The Cypriot financial crisis is dangerously close to a boiling point as depositors scramble to withdraw cash amid a warning from European monetary authorities that they will pull emergency funding from the country's banks if a bailout deal is not struck by Monday.
Underscoring the depth of the troubles, the finance ministers of the euro zone spoke by phone and said they were ready to “draft a new proposal” for a bailout.
Customers of Popular Bank queued at ATMs Thursday after rumours swept across the country that the bank was collapsing, escalating the crisis to the point that the membership of Cyprus in the euro zone came into question.
The Cypriot central bank denied the rumours but confirmed that wind-down measures were being prepared to avoid a blow-up.
“By establishing this legal framework, resolution measures will be imposed on Popular Bank so that it will be in a position to continue to offer banking services next Tuesday [when all banks are to reopen],” central bank Governor Panicos Demetriades told reporters. “Otherwise, the Popular Bank will be led to immediate bankruptcy and termination of its operations with catastrophic consequences for the workers and depositors, our banking system and the country’s economy.”
He said deposit of less than €100,000 ($132,000) would be insured, implying deposits above that amount might be partly lost. To cope with high demand for cash, Popular Bank earlier Thursday imposed a €260 limit on cash withdrawals.
A senior Cypriot bank director, who did not want to be named, said such a plan would see Popular divided into a “good bank and a bad bank,” with the best assets probably going to rival Bank of Cyprus and the poor loans into a portfolio that would be wound down. Both banks are unloading their Greek businesses.
The blow to Popular Bank, the country’s second-largest lender, came only hours after the European Central Bank said it would suspend emergency assistance to the Cypriot banks on Monday unless a rescue is negotiated with the European Union and the International Monetary Fund.
The threat puts enormous pressure on the Cypriot government to devise a new bailout in the next couple of days or face the eradication of its banking system. If that were to happen, the country’s exit from the euro zone would go from unthinkable to possible, perhaps probable.
“Should Cyprus refuse to blink, I believe the ECB will carry out the threat,” said Marco Annunziata, chief economist of General Electric Co. “At that point, Cyprus might face a full-fledged banking crisis and be forced to leave the euro zone … I think the economic and social consequences for Cyprus would be disastrous.”
Popular Bank, which was largely nationalized last year after losing fortunes on its portfolio of nearly worthless Greek bonds, and Bank of Cyprus exist at the mercy of the ECB’s emergency liquidity assistance, or ELA. By the end of January, the banks had taken about €9.1-billion in ELA assistance.
In a statement Thursday, the ECB said its governing council had “decided to maintain the current level of Emergency Liquidity Assistance until Monday, 25 March 2013.” It added that after that date, ELA “could be considered if an EU/IMF program is in place that would ensure the solvency of the concerned banks.”
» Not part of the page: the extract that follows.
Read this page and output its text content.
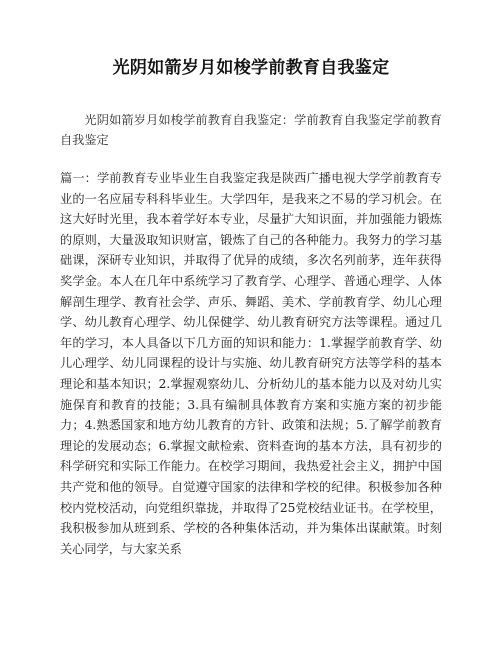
光阴如箭岁月如梭学前教育自我鉴定

光阴如箭岁月如梭学前教育自我鉴定：学前教育自我鉴定学前教育自我鉴定

篇一：学前教育专业毕业生自我鉴定我是陕西广播电视大学学前教育专业的一名应届专科科毕业生。大学四年，是我来之不易的学习机会。在这大好时光里，我本着学好本专业，尽量扩大知识面，并加强能力锻炼的原则，大量汲取知识财富，锻炼了自己的各种能力。我努力的学习基础课，深研专业知识，并取得了优异的成绩，多次名列前茅，连年获得奖学金。本人在几年中系统学习了教育学、心理学、普通心理学、人体解剖生理学、教育社会学、声乐、舞蹈、美术、学前教育学、幼儿心理学、幼儿教育心理学、幼儿保健学、幼儿教育研究方法等课程。通过几年的学习，本人具备以下几方面的知识和能力：1.掌握学前教育学、幼儿心理学、幼儿同课程的设计与实施、幼儿教育研究方法等学科的基本理论和基本知识；2.掌握观察幼儿、分析幼儿的基本能力以及对幼儿实施保育和教育的技能；3.具有编制具体教育方案和实施方案的初步能力；4.熟悉国家和地方幼儿教育的方针、政策和法规；5.了解学前教育理论的发展动态；6.掌握文献检索、资料查询的基本方法，具有初步的科学研究和实际工作能力。在校学习期间，我热爱社会主义，拥护中国共产党和他的领导。自觉遵守国家的法律和学校的纪律。积极参加各种校内党校活动，向党组织靠拢，并取得了25党校结业证书。在学校里，我积极参加从班到系、学校的各种集体活动，并为集体出谋献策。时刻关心同学，与大家关系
Cyprus’s banks have been closed since last Saturday. They were to reopen today, but are now to remain shuttered until Tuesday as the government tries to hammer out a revised bailout plan.
The previous plan, whose centrepiece was a tax on bank deposits that would have raised €5.8-billion, was overwhelmingly rejected in a parliamentary vote Tuesday night. The EU and the IMF have agreed to contribute €10-billion to the bailout as long as Cyprus contributes €5.8-billion, though it is not insisting it come from a deposit tax.
Reacting to the rejection, the finance ministers of the 17-member euro zone, known as the Eurogroup, said they were ready to continue negotiations toward a deal while “respecting the parameters defined earlier.” They also agreed on guaranteeing deposits below the €100,000 level.
As news of the ECB’s ultimatum rippled through the country, Cypriots lined up at ATMs to withdraw whatever money they could. Not all machines had enough banknotes to meet demand. In Nicosia, stores were largely empty as Cypriots tried to conserve cash. For those still shopping, credit cards were the preferred form of payment.
Even if the banking system is propped up, there are serious doubts that the banks will remain viable.
On Thursday, the government appeared to have given up on reviving the deposit tax, which would have shaved 6.75 per cent off deposits under €100,000 and 9.9 per cent of those over that. The proposed tax – unprecedented among European bailouts – enraged Cypriots.
“We didn’t discuss a [deposit] haircut and we are not reverting to it,” parliamentary house speaker Yiannakis Omirou told reporters.
The new idea, he said, is to create a “solidarity fund” that would bundle state assets to back an emergency bond issue.